Finanzierungsarten in einer Statistik darstellen?

Die jahrelange Misere um den Wohnbau - geteilt in den geförderten und frei finanzierten Wohnbau - geht munter weiter und strebt einem weiteren Höhepunkt entgegen. Es kann ja nicht so schwierig sein, die Finanzierungsarten in einer Statistik darzustellen, denn alle Bauvorhaben sind ja über eine Einreichplanung behördlich zu genehmigen.
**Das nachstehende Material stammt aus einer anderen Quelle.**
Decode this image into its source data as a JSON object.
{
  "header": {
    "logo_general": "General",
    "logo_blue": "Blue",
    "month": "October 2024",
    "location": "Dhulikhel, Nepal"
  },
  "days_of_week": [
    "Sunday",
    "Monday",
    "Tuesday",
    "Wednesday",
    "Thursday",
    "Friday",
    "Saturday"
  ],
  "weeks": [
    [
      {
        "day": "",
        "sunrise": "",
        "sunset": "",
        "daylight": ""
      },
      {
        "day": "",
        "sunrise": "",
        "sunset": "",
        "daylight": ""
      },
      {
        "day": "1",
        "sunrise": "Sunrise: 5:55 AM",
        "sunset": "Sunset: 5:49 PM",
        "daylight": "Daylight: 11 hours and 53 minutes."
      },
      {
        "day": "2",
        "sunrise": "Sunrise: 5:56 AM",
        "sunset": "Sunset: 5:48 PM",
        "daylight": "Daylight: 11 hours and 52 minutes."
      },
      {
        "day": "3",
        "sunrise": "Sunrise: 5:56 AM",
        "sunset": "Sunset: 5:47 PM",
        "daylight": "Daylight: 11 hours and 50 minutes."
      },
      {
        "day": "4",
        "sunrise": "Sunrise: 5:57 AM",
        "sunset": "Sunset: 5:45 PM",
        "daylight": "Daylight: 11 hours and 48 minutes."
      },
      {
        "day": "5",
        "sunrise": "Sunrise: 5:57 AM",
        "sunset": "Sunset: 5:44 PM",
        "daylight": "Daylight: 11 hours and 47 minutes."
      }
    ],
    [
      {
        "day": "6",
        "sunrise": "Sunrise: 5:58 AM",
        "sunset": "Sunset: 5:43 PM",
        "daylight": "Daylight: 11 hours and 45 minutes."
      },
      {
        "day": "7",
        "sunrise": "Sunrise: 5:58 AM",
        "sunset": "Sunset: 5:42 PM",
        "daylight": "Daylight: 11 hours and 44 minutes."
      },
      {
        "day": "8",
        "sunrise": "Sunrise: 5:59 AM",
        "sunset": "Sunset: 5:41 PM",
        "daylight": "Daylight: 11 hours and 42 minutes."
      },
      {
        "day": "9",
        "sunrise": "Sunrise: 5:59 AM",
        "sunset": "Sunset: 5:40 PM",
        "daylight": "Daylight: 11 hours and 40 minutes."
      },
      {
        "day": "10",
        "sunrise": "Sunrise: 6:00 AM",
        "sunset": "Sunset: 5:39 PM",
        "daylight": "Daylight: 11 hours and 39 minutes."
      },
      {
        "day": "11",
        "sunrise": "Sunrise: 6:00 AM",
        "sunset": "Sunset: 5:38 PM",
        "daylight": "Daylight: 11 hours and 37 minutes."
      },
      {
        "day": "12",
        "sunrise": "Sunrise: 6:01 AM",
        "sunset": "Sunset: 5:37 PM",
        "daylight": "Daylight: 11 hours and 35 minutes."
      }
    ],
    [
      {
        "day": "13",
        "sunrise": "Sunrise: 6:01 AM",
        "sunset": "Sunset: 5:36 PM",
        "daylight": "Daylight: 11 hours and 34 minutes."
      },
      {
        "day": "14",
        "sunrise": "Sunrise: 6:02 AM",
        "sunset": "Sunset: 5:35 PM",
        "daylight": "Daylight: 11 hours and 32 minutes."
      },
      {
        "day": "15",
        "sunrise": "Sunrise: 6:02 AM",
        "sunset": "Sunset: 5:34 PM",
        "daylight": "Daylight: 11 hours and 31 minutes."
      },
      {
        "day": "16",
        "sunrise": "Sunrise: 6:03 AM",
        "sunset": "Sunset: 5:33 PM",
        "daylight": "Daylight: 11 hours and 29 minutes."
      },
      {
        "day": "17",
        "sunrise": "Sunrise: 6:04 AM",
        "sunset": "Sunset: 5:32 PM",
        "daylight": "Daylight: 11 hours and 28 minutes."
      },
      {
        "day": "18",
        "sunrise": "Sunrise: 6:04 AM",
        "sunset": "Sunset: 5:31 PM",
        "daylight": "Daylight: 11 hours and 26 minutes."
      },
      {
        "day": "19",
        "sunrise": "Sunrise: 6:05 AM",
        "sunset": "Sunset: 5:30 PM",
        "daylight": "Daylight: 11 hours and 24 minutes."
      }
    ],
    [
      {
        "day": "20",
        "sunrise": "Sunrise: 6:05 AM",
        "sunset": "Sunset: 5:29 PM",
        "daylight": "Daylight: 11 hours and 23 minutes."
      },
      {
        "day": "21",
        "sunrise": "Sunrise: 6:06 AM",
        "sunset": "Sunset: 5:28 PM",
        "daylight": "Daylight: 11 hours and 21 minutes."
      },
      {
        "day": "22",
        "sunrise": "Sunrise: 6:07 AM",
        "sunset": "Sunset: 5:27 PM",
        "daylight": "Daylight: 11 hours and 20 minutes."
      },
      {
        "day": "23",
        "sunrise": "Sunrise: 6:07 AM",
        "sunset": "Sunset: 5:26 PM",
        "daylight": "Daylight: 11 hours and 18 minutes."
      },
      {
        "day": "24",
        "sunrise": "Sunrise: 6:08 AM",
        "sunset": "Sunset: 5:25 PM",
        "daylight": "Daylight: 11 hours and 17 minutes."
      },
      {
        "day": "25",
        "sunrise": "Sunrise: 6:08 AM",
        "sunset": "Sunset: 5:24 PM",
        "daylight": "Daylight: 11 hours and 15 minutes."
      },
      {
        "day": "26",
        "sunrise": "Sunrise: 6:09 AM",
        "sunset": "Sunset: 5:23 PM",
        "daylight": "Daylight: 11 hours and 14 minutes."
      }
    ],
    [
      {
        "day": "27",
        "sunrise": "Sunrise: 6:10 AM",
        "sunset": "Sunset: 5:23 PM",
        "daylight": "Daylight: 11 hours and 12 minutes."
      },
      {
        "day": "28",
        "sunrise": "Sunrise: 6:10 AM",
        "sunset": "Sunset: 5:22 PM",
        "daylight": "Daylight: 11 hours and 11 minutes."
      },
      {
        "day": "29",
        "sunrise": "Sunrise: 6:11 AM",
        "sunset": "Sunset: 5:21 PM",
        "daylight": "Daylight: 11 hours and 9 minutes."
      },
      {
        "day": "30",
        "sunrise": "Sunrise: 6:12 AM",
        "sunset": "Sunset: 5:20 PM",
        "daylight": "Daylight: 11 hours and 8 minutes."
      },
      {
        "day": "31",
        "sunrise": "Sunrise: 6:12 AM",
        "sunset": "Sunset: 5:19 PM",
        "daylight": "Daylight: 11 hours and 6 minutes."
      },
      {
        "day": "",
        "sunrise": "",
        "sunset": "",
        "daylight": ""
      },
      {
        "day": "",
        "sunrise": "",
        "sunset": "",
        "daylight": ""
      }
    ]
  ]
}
Desweiteren könnte die Statistik Auskunft darüber geben, in welchen gewerblichen und gemeinnützigen Händen der soziale Wohnbau abgewickelt wird,
da kann man dann leicht feststellen, dass der frei finanzierte Wohnbau günstiger herzustellen ist, als der geförderte Wohnbau. Außerdem ist die Freigabe der Fördermittel auch an die gewerblichen Bauträger auch ein Grund dafür, dass die Grundstücke für die Gemeinnützigen eher knapp werden. Ein weiterer Grund ist - und das könnte ebenfalls statistisch gelistet werden - dass die Gewerblichen mehr für die Grundstücke zahlen und dann beim Bauen sparen, was bei den Gemeinnützigen durch ihren aufgeblähten und überzahlten Verwaltungsapparat unmöglich ist. Eine merkwürdige Rolle im Zusammenhang mit dem Wohnbau spielt der EA (Energieausweis), der ja die Grundlage für die energetische Planung eines Gebäudes darstellen soll. Nach Expertenmeinung für die Erstellung des EA sind diese beim Neubau zu 20 Prozent und beim Umbau zu 50 Prozent falsch. Noch ein Umstand sollte zu denken geben, dass die aktuelle Software in Zeiten der weltweiten Digitalisierung gar nicht in der Lage ist, eine thermische Bauteilaktivierung ergebnisorientiert abbilden zu können.